The Russian example: Spreading development far and wide

The Zolotoy Rog bridge was built in Vladivostok ahead of the 2012 APEC Summit. Source: Blongman

The Zolotoy Rog bridge was built in Vladivostok ahead of the 2012 APEC Summit. Source: Blongman

Russia has chosen various locations for international summits and major sporting events, which bring with them better infrastructure and greater development. India would be well-served to follow suit and move away from its Delhi-centric policy.

One of the most common grievances that one hears in both Russia and India is that development is centred around the capital. The farther away a person lives from Moscow or New Delhi, the greater is his critique of the authorities for not doing enough in terms of local infrastructure.  By all means, Moscow has ‘First World’ public amenities and Delhi, over the last 2 decades, has overtaken Mumbai in terms of infrastructure and overall development. It would be fair to say that living in the capital cities of Russia and India comes with privileges that are often denied to those in smaller regions of these large countries, but it’s only Moscow that seems to have woken up to this reality.

For starters, look at the approach the two countries have towards their easternmost territories. Vladimir Putin, years ago, understood the strategic value of the Russian Far East, an area that went into severe decline after the collapse of the Soviet Union. From his first term as president, massive efforts were launched to revive the economies of the region. Foreign companies were invited to Sakhalin in production sharing agreements and the island went from being a backwater near Japan, to a hub of economic activity. The most important initiative to reinvigorate the region was the decision to host the APEC Summit in Vladivostok in 2012. Russia spent more than $20 billion to host the summit and most of the money went into large infrastructure projects in the city, including two bridges that are engineering marvels. The city received a boost in international visitors during and after the summit and there are several business opportunities that became prevalent there after it was put on the international map.
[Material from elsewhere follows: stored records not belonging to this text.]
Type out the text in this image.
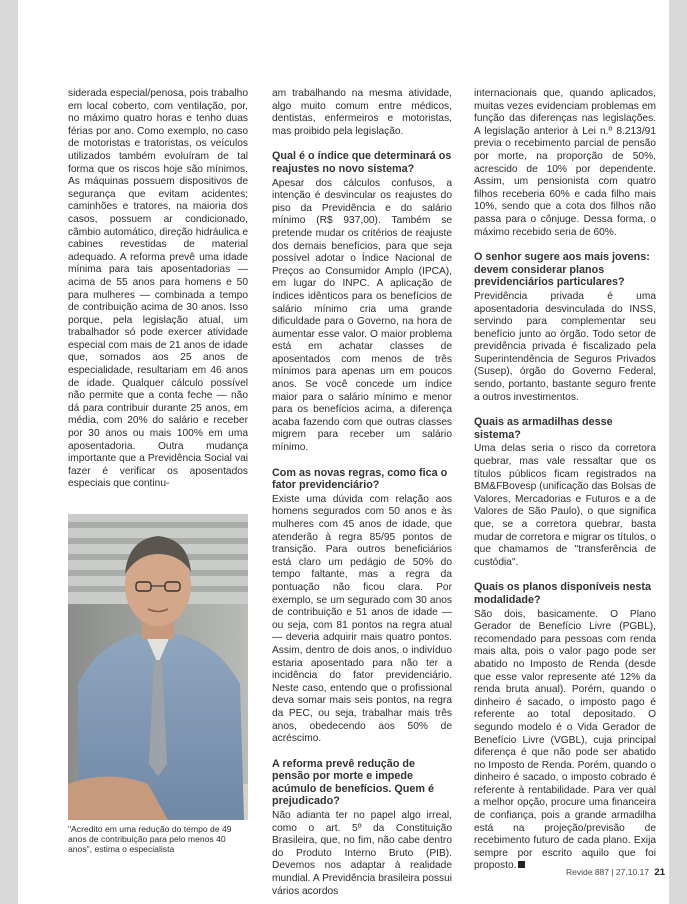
siderada especial/penosa, pois trabalho em local coberto, com ventilação, por, no máximo quatro horas e tenho duas férias por ano. Como exemplo, no caso de motoristas e tratoristas, os veículos utilizados também evoluíram de tal forma que os riscos hoje são mínimos. As máquinas possuem dispositivos de segurança que evitam acidentes; caminhões e tratores, na maioria dos casos, possuem ar condicionado, câmbio automático, direção hidráulica e cabines revestidas de material adequado. A reforma prevê uma idade mínima para tais aposentadorias — acima de 55 anos para homens e 50 para mulheres — combinada a tempo de contribuição acima de 30 anos. Isso porque, pela legislação atual, um trabalhador só pode exercer atividade especial com mais de 21 anos de idade que, somados aos 25 anos de especialidade, resultariam em 46 anos de idade. Qualquer cálculo possível não permite que a conta feche — não dá para contribuir durante 25 anos, em média, com 20% do salário e receber por 30 anos ou mais 100% em uma aposentadoria. Outra mudança importante que a Previdência Social vai fazer é verificar os aposentados especiais que continu-

"Acredito em uma redução do tempo de 49 anos de contribuição para pelo menos 40 anos", estima o especialista

am trabalhando na mesma atividade, algo muito comum entre médicos, dentistas, enfermeiros e motoristas, mas proibido pela legislação.

Qual é o índice que determinará os reajustes no novo sistema?

Apesar dos cálculos confusos, a intenção é desvincular os reajustes do piso da Previdência e do salário mínimo (R$ 937,00). Também se pretende mudar os critérios de reajuste dos demais benefícios, para que seja possível adotar o Índice Nacional de Preços ao Consumidor Amplo (IPCA), em lugar do INPC. A aplicação de índices idênticos para os benefícios de salário mínimo cria uma grande dificuldade para o Governo, na hora de aumentar esse valor. O maior problema está em achatar classes de aposentados com menos de três mínimos para apenas um em poucos anos. Se você concede um índice maior para o salário mínimo e menor para os benefícios acima, a diferença acaba fazendo com que outras classes migrem para receber um salário mínimo.

Com as novas regras, como fica o fator previdenciário?

Existe uma dúvida com relação aos homens segurados com 50 anos e às mulheres com 45 anos de idade, que atenderão à regra 85/95 pontos de transição. Para outros beneficiários está claro um pedágio de 50% do tempo faltante, mas a regra da pontuação não ficou clara. Por exemplo, se um segurado com 30 anos de contribuição e 51 anos de idade — ou seja, com 81 pontos na regra atual — deveria adquirir mais quatro pontos. Assim, dentro de dois anos, o indivíduo estaria aposentado para não ter a incidência do fator previdenciário. Neste caso, entendo que o profissional deva somar mais seis pontos, na regra da PEC, ou seja, trabalhar mais três anos, obedecendo aos 50% de acréscimo.

A reforma prevê redução de pensão por morte e impede acúmulo de benefícios. Quem é prejudicado?

Não adianta ter no papel algo irreal, como o art. 5º da Constituição Brasileira, que, no fim, não cabe dentro do Produto Interno Bruto (PIB). Devemos nos adaptar à realidade mundial. A Previdência brasileira possui vários acordos

internacionais que, quando aplicados, muitas vezes evidenciam problemas em função das diferenças nas legislações. A legislação anterior à Lei n.º 8.213/91 previa o recebimento parcial de pensão por morte, na proporção de 50%, acrescido de 10% por dependente. Assim, um pensionista com quatro filhos receberia 60% e cada filho mais 10%, sendo que a cota dos filhos não passa para o cônjuge. Dessa forma, o máximo recebido seria de 60%.

O senhor sugere aos mais jovens: devem considerar planos previdenciários particulares?

Previdência privada é uma aposentadoria desvinculada do INSS, servindo para complementar seu benefício junto ao órgão. Todo setor de previdência privada é fiscalizado pela Superintendência de Seguros Privados (Susep), órgão do Governo Federal, sendo, portanto, bastante seguro frente a outros investimentos.

Quais as armadilhas desse sistema?

Uma delas seria o risco da corretora quebrar, mas vale ressaltar que os títulos públicos ficam registrados na BM&FBovesp (unificação das Bolsas de Valores, Mercadorias e Futuros e a de Valores de São Paulo), o que significa que, se a corretora quebrar, basta mudar de corretora e migrar os títulos, o que chamamos de "transferência de custódia".

Quais os planos disponíveis nesta modalidade?

São dois, basicamente. O Plano Gerador de Benefício Livre (PGBL), recomendado para pessoas com renda mais alta, pois o valor pago pode ser abatido no Imposto de Renda (desde que esse valor represente até 12% da renda bruta anual). Porém, quando o dinheiro é sacado, o imposto pago é referente ao total depositado. O segundo modelo é o Vida Gerador de Benefício Livre (VGBL), cuja principal diferença é que não pode ser abatido no Imposto de Renda. Porém, quando o dinheiro é sacado, o imposto cobrado é referente à rentabilidade. Para ver qual a melhor opção, procure uma financeira de confiança, pois a grande armadilha está na projeção/previsão de recebimento futuro de cada plano. Exija sempre por escrito aquilo que foi proposto.

Revide 887 | 27.10.17 21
Compare the Russian attitude to its far east with that of India’s virtual disinterest in its 7 northeastern states. India’s troubled northeast, by virtue of geography, is a bridge between South and Southeast Asia. The region would ideally serve as a gateway for the once-again booming economies of ASEAN into India. It’s disappointing though that no efforts are being made to develop these states and integrate them with the ASEAN region. Bangkok and Kuala Lumpur are closer to some parts of India’s northeast than Mumbai. Yet, there seems to be a lack of vision to use the low costs and location of these eastern states to gain an economic edge. Will we see a day when a major Asian summit is held in a city like Guwahati in Assam? The small city on the Brahmaputra is one of the least developed state capitals in all of India, when it should be a major hub for trade and tourism for India and Southeast Asia.

Besides hosting the APEC summit in Vladivostok, Russia chose the city of Yekaterinburg as a candidate for the 2020 World Expo. If the city gets chosen to host the expo, the region which is in the middle of the Eurasian continent will benefit enormously. For the Winter Olympics, Russia chose the city of Sochi, which is now the beneficiary of several major infrastructure projects. Sochi will also host Formula 1 racing. India, on the other hand, hosts its prestigious car race just outside Delhi. There is talk that the country may lose the race because of political reasons, but let’s put that aside for now. Delhi was also the host of the 2010 Field Hockey World Cup and the much-maligned Commonwealth Games in the same year.  There are some in India who think this Delhi-centric attitude borders on arrogance and a lack of respect for other cities and regions in India.

For India to become a more developed and middle income country, it needs to follow the Russian example and put big-ticket international events in different parts of the country. These events would give a boost to the support infrastructure in the areas surrounding the host cities. A direct consequence would be more employment opportunities in these areas and an arrest in mass migration to cities like Mumbai that are already close to crumbling point.

India doesn’t look like a likely host for any major sporting competition or international summit at the moment but smaller cities and regions can be used for other important international events and meetings. Russia’s deputy prime minister (and good friend of India) Dmitry Rogozin said earlier this year that official meetings should be held in different parts of the large and diverse countries. “We are two great beautiful countries, with an endless diversity of regions,” Rogozin said in April. “I am keen to visit different cities in India, and I'd be happy to take you to our next meeting to the Far East, the Urals, Siberia and Sochi, where we will be hosting Winter Olympics next year.” 

One can only hope that India takes Rogozin’s advice and also follows the example that Russia has set in terms of development spread across the country.